Н.А.Бакши (Москва) ORCID ID: 0000-0002-4282-2606
«БЕЗУМНЫЙ» НАРРАТИВ АДЕЛЬХАЙД ДЮВАНЕЛЬ
Публикация подготовлена в рамках поддержанного РФФИ научного проекта № 16-24-49006
Аннотация. В статье рассматриваются особенности «безумного» нарратива швейцарской писательницы ХХ в. Адельхайд Дюванель. Главную роль в ее рассказах-миниатюрах играют люди, исключенные из общества, стоящие вне социума. Внешне следуя идее «новой субьективности» в литературе, Дюванель идет намного дальше: за единичными персонажами не стоит общих проблем, они не пытаются вписаться в реальность, но всячески избегают ее. Ее произведения полны безумия в самых разных формах: как безумия в медицинском смысле, так и поэтического безумия в качестве отклонения от нормы в сторону абсолютной субъективности. Герои Дюванель очень часто раздвоены, границы между персонажами, как и границы между реальностью и сном оказываются зыбкими.
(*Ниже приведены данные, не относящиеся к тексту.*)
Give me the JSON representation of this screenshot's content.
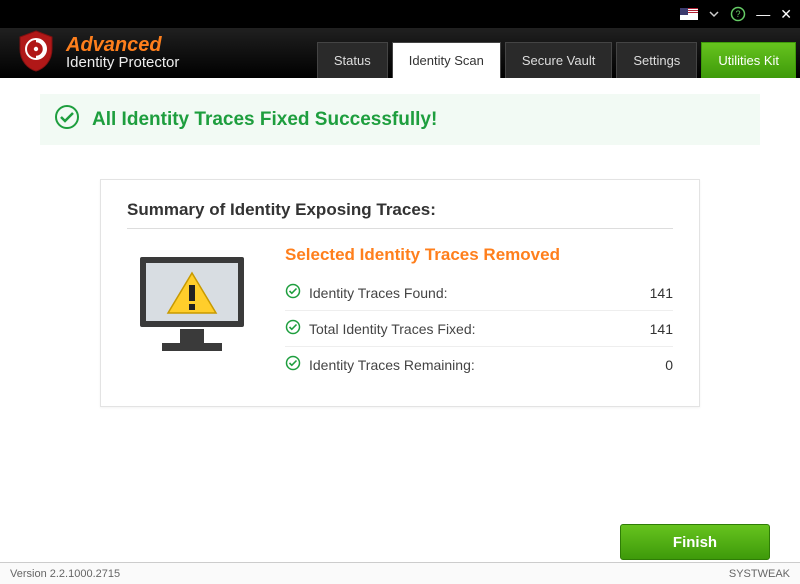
{
  "brand": {
    "line1": "Advanced",
    "line2": "Identity Protector"
  },
  "tabs": {
    "status": "Status",
    "identity_scan": "Identity Scan",
    "secure_vault": "Secure Vault",
    "settings": "Settings",
    "utilities": "Utilities Kit"
  },
  "banner": {
    "text": "All Identity Traces Fixed Successfully!"
  },
  "card": {
    "heading": "Summary of Identity Exposing Traces:",
    "subtitle": "Selected Identity Traces Removed",
    "rows": [
      {
        "label": "Identity Traces Found:",
        "value": "141"
      },
      {
        "label": "Total Identity Traces Fixed:",
        "value": "141"
      },
      {
        "label": "Identity Traces Remaining:",
        "value": "0"
      }
    ]
  },
  "buttons": {
    "finish": "Finish"
  },
  "statusbar": {
    "version": "Version 2.2.1000.2715",
    "watermark": "SYSTWEAK"
  },
  "colors": {
    "accent": "#ff7f1c",
    "success": "#1e9e3e",
    "action": "#4caf19"
  }
}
Безумны не только герои, но и нарратив. Так, безумие свойственно хронотопу миниатюр, где реальное пространство заменяет воображаемое, отражающее движения души героев. Сны героев, - один из важнейших элементов поэтики Дюванель, - автор сознательно прячет, прикрывая ими глубокие раны, однако многое проявляется благодаря неожиданным ассоциативным рядам и метафорам, которые эти сны дополняют. Ассоциативные связи, в которых мыслит герой, настолько субъективны, что понять их порой невозможно, что свидетельствует об уникальности героя и его логических связей. В статье доказывается, что сумасшествие у Дюванель является проявлением исключительности личности, но не в романтическом смысле его гениальности, а в общегуманистическом смысле уникальности любой личности, даже самой мелкой и незначительной. Именно сумасшествие как торжество абсолютной субъективности и внутреннего мира героя придает ему достоинство, которого ему не хватает в окружающем мире.
Ключевые слова: Адельхайд Дюванель; нарратив безумия; необъявленный сон; абсолютная субъективность; ассоциативные связи.
N.A. Bakshi (Moscow) ORCID ID: 0000-0002-4282-2606
The "Insane" Narrative of Adelheid Duvanel
Abstract. The article gives careful consideration tot he peculiarities of the so-called "insane" narrative of the 20th century Swiss writer Adelheid Duvanel. The main role in her miniature stories is played by people who are excluded from society, who are outsiders or castaways. Outwardly following the idea of "new subjectivity" in literatu-
re, Duvanel goes much further: behind the individual characters there are no common problems, they do not try to fit into reality, but escape from it in every possible way. Her works are full of insanity of various forms: both madness in the medical sense, and poetic madness as a deviation from the norm in the direction of absolute subjectivity. Duvanel's heroes are often bifurcated, the boundaries between the characters, like the boundaries between reality and sleep, are unsteady. Not only the characters are mad, but also the narrative. Thus, madness is characteristic of the chronotope of miniatures, where the real space replaces the imaginary one, reflecting movements of the heroes' souls. Duvanel deliberately conceals the dreams of the heroes, one of the most important elements her poetics, covering them up with deep wounds, but a lot is revealed through the unexpected associative series and metaphors that these dreams complement. Associative connections, in which the hero thinks, are so subjective that it is sometimes impossible to understand them, which indicates the uniqueness of the hero and his logical connectives. The article proves that for Duvanel madness is a manifestation of the individual's exclusivity, but not in the romantic sense of his genius, but in the universal humanistic sense of the uniqueness of any individual, even the smallest one and the most insignificant one. It is insanity as the triumph of absolute subjectivity and the inner world of the hero that gives him the dignity he lacks in the world around him.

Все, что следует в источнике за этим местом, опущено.